REF- funded Research Shows RA Patients Maintain Computer Skills
A study recently published in Arthritis Care & Research found that hand impairment experienced by many patients with rheumatoid arthritis did not significantly interfere with their computer use.
Rheumatoid arthritis is a chronic disease that causes pain, swelling, and limitations in the motion and function of multiple joints. RA is the most common type of arthritis triggered by the immune system, and 1.3 million adult American have been diagnosed. While rheumatoid arthritis has long been feared as one of the most disabling types of arthritis, the outlook has dramatically improved for many newly diagnosed patients.
The number of workers using computers has greatly increased over the past 20 years and is expected to continue to grow. For workers with RA, the capacity to use computers may be limited by impairment in hand range of motion and strength caused by inflammation of their joints due to the disease. Prior studies have shown that workers with RA have higher rates of work disability, reduced hours on the job, and stop work sooner than workers without RA. To remain competitive in today's marketplace, workers must maintain computer skills, including typing and use of the mouse, both of which require coordinated hand actions.
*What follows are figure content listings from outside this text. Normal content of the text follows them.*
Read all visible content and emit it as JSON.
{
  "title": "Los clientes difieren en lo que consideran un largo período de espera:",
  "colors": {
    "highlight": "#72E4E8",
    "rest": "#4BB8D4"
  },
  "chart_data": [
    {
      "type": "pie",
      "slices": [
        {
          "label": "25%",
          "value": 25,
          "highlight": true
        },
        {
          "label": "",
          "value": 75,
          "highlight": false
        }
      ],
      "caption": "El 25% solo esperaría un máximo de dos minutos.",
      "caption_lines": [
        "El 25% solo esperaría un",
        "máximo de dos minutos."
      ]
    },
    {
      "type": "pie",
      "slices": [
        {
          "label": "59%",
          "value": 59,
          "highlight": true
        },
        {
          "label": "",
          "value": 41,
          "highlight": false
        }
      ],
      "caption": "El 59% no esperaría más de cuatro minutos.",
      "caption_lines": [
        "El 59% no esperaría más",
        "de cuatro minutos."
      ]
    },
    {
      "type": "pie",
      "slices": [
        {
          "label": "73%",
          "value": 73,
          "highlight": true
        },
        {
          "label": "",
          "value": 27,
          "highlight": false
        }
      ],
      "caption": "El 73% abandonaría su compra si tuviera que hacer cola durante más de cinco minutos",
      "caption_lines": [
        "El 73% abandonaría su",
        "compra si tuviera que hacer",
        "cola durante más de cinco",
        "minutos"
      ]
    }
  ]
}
Nancy Baker, ScD, MPH, ORT/L, a recent recipient of the ACR REF Health Professional Investigator Award —now the ACR REF Rheumatology Investigator Award—and her team set out to investigate this. "With more arthritic workers using computers, understanding the associations between hand function impairment and peripheral device—keyboard and mouse—limitations is essential and the focus of our study,” says Baker.
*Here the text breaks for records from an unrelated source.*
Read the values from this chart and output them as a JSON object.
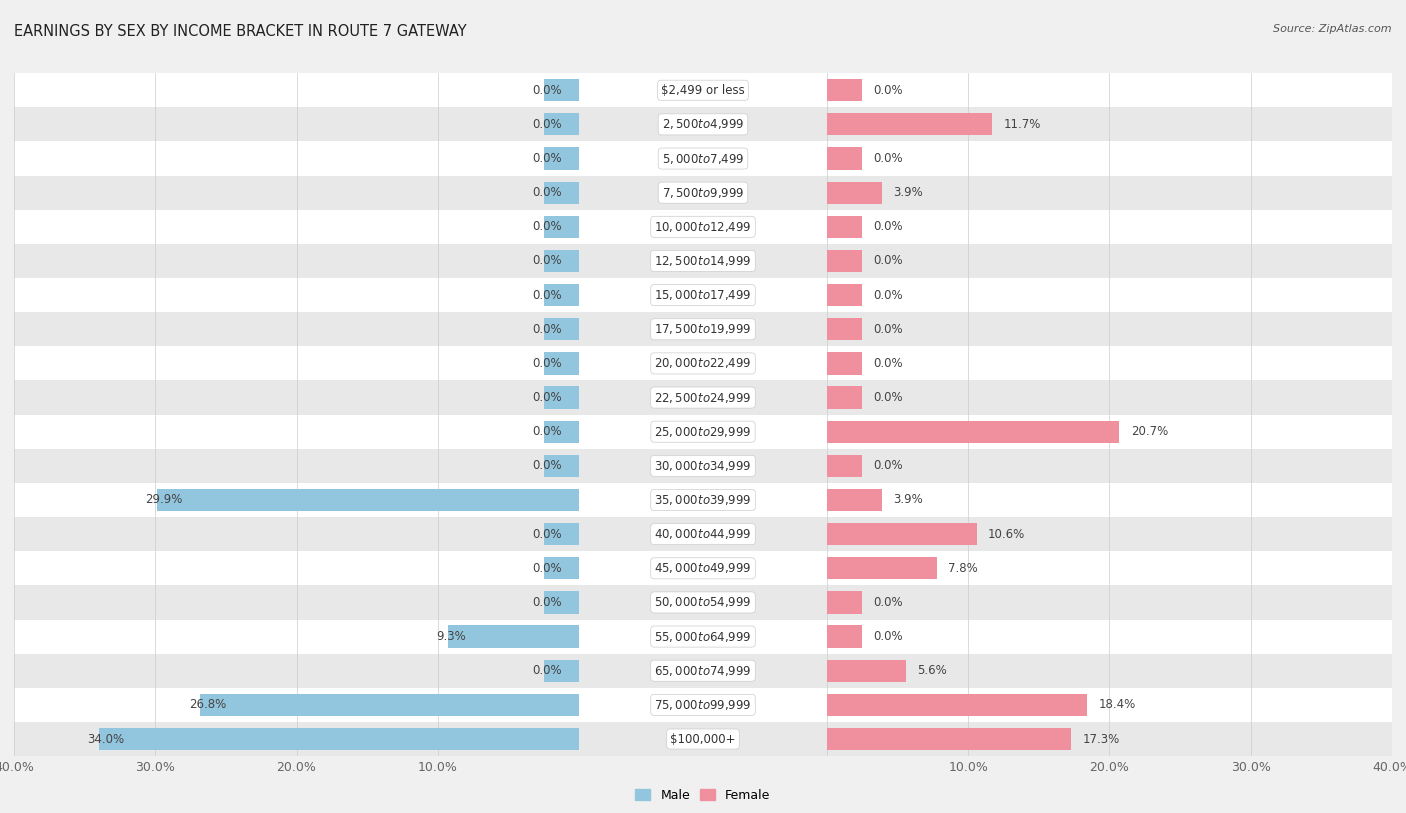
{
  "title": "EARNINGS BY SEX BY INCOME BRACKET IN ROUTE 7 GATEWAY",
  "source": "Source: ZipAtlas.com",
  "categories": [
    "$2,499 or less",
    "$2,500 to $4,999",
    "$5,000 to $7,499",
    "$7,500 to $9,999",
    "$10,000 to $12,499",
    "$12,500 to $14,999",
    "$15,000 to $17,499",
    "$17,500 to $19,999",
    "$20,000 to $22,499",
    "$22,500 to $24,999",
    "$25,000 to $29,999",
    "$30,000 to $34,999",
    "$35,000 to $39,999",
    "$40,000 to $44,999",
    "$45,000 to $49,999",
    "$50,000 to $54,999",
    "$55,000 to $64,999",
    "$65,000 to $74,999",
    "$75,000 to $99,999",
    "$100,000+"
  ],
  "male_values": [
    0.0,
    0.0,
    0.0,
    0.0,
    0.0,
    0.0,
    0.0,
    0.0,
    0.0,
    0.0,
    0.0,
    0.0,
    29.9,
    0.0,
    0.0,
    0.0,
    9.3,
    0.0,
    26.8,
    34.0
  ],
  "female_values": [
    0.0,
    11.7,
    0.0,
    3.9,
    0.0,
    0.0,
    0.0,
    0.0,
    0.0,
    0.0,
    20.7,
    0.0,
    3.9,
    10.6,
    7.8,
    0.0,
    0.0,
    5.6,
    18.4,
    17.3
  ],
  "male_color": "#92c5de",
  "female_color": "#f0909e",
  "male_label": "Male",
  "female_label": "Female",
  "xlim": 40.0,
  "stub": 2.5,
  "background_color": "#f0f0f0",
  "row_white": "#ffffff",
  "row_gray": "#e8e8e8",
  "title_fontsize": 10.5,
  "cat_fontsize": 8.5,
  "val_fontsize": 8.5,
  "axis_fontsize": 9,
  "source_fontsize": 8,
  "legend_fontsize": 9
}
Because there's little objective data on possible loss of productivity because of hand involvement in rheumatoid arthritis, Baker and her team recruited 45 computer users with the disease from their university's Arthritis Network Research Registry. The study sought to discover which variables— impairments in range of motion, impairments in hand function, general activity limitations, or task-specific training, such as training in touch typing—explain the most difference in keyboard and mouse speeds in computer users with rheumatoid arthritis.
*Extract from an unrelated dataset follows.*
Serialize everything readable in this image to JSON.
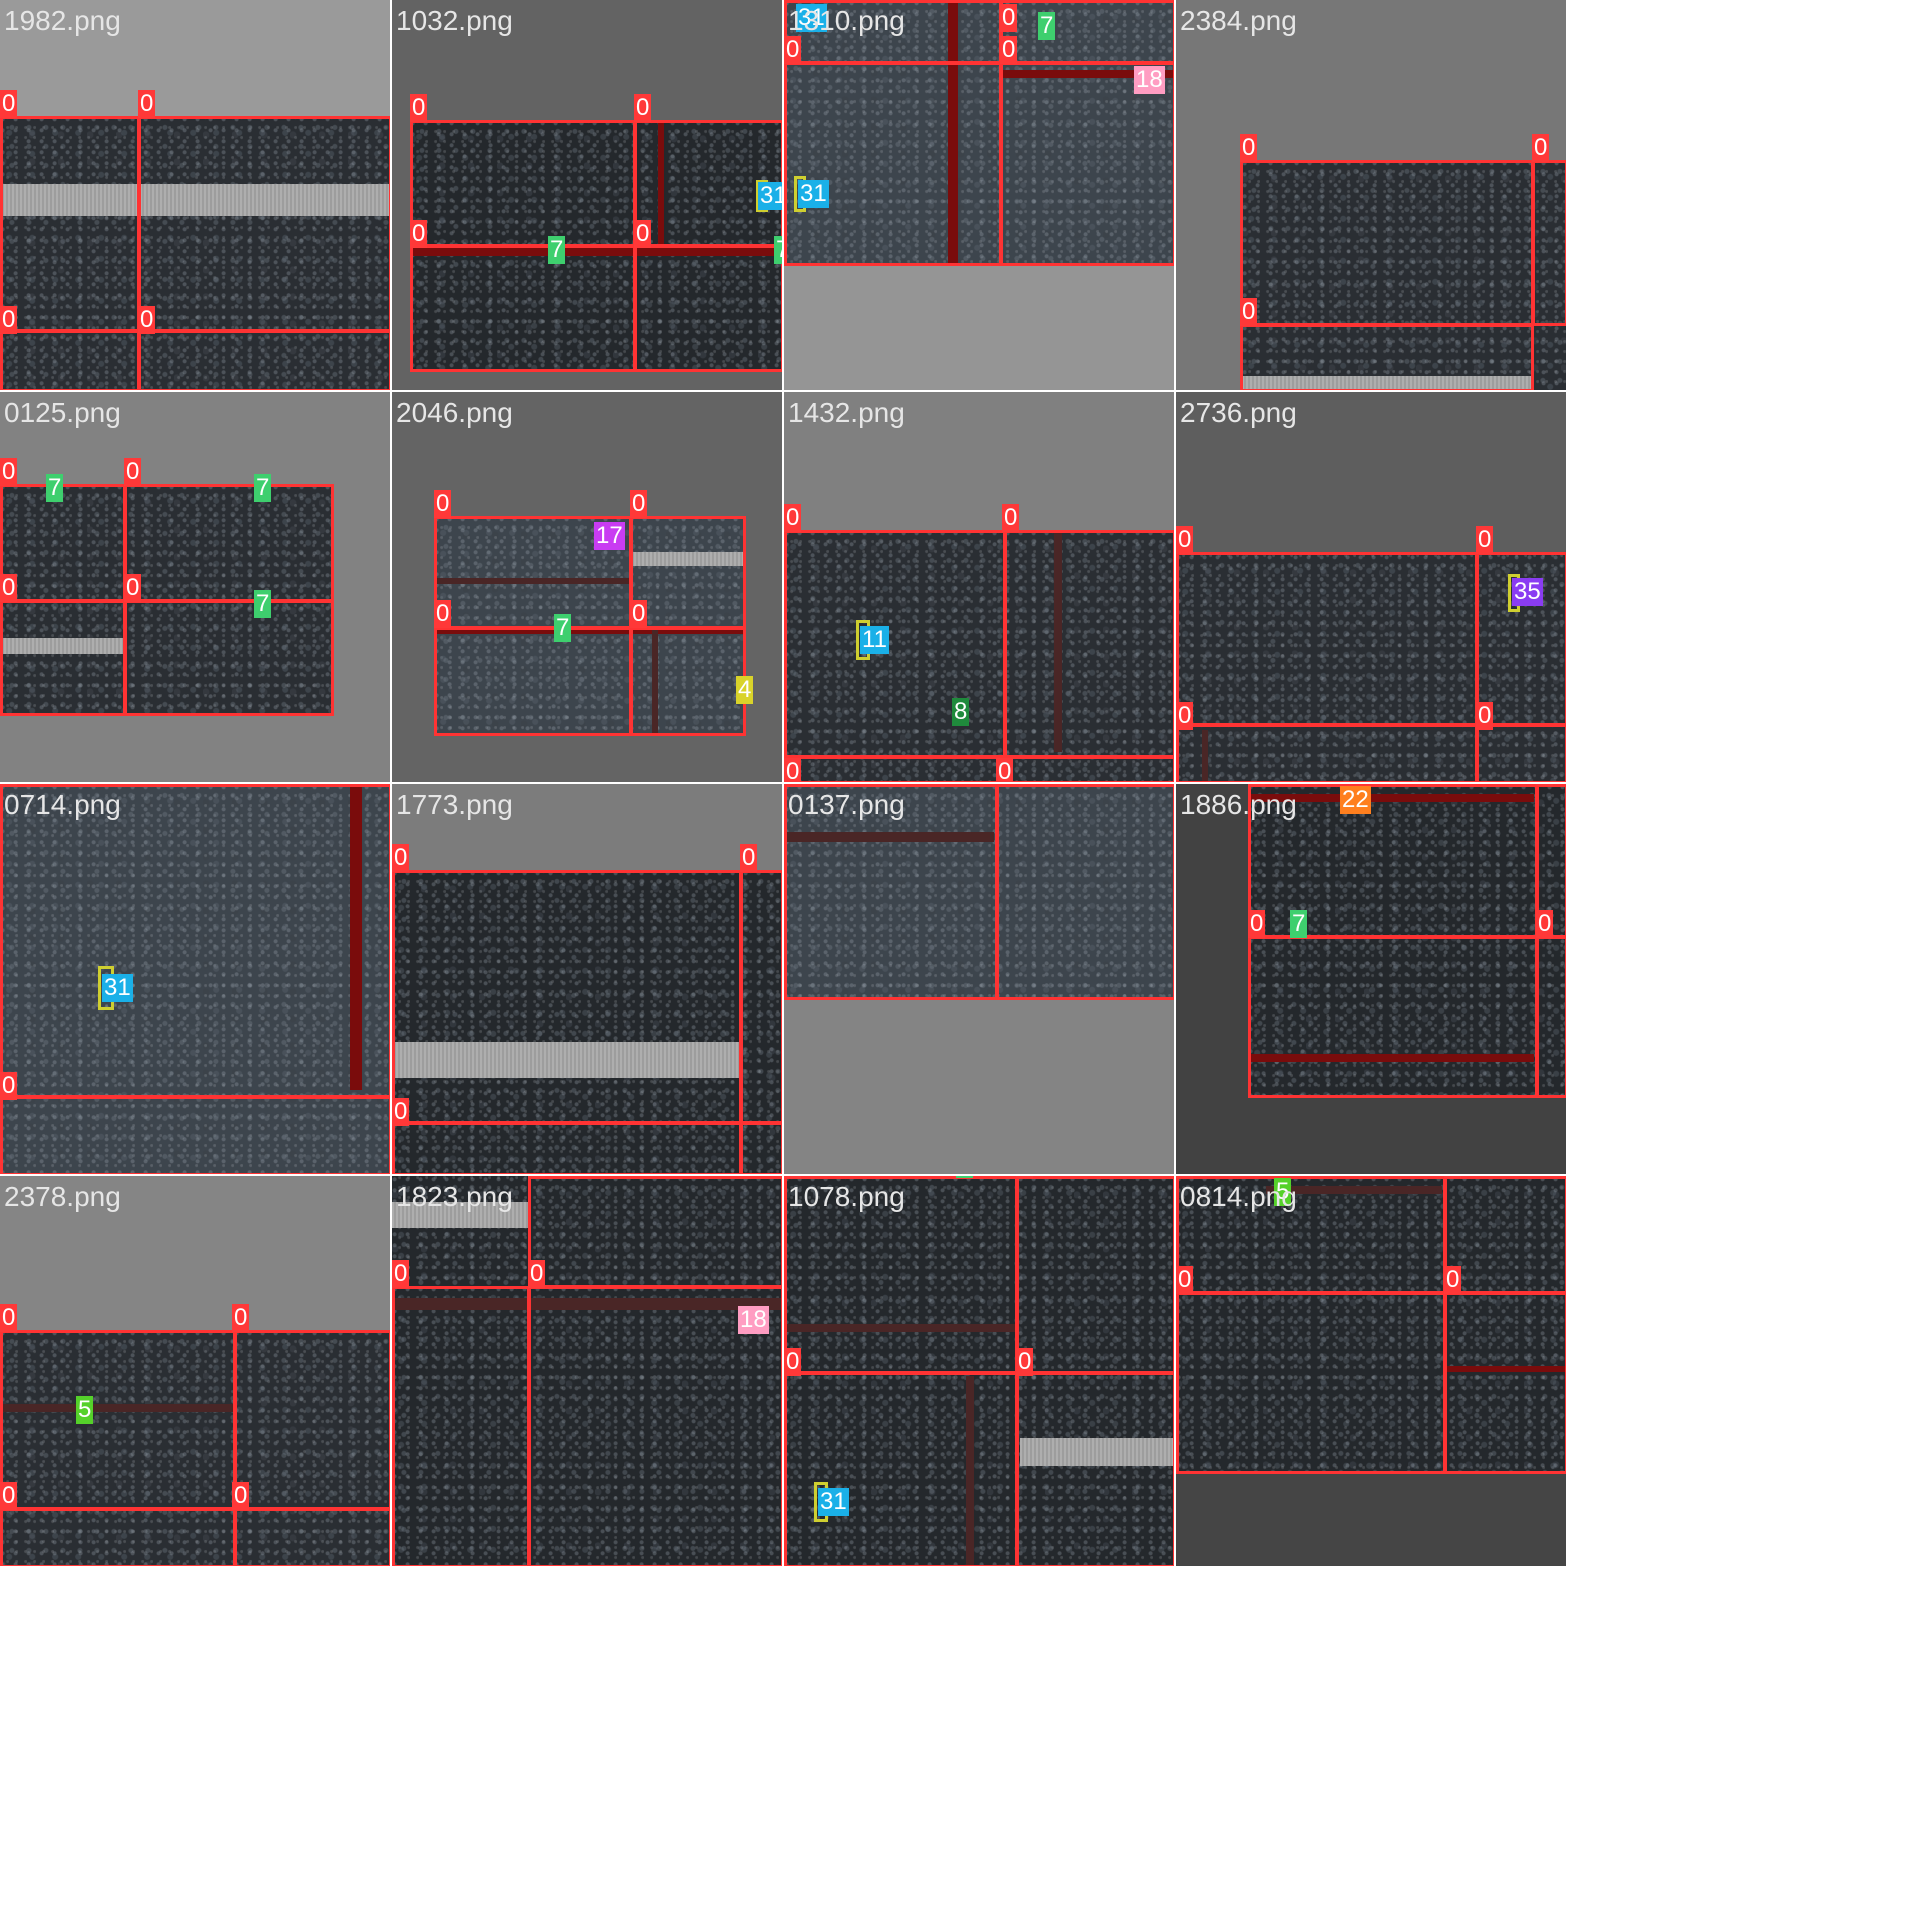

Keyboarding speeds were found to be comparable with workers without RA, suggesting that most of the arthritis patients could be competitive in the job market. On average, a group of patients with longstanding rheumatoid arthritis had only mild impairments on the Keitel Hand Function Index, which assesses active range of motion. The findings of this study suggest that if people with motor impairments can learn touch typing, it might increase their productivity.
"Clinicians may want to consider informing computer users with [rheumatoid arthritis] to take touch-typing training to improve performance," the investigators wrote. They recommended that the study be replicated including participants both with and without rheumatoid arthritis to more closely examine personal factors such as age.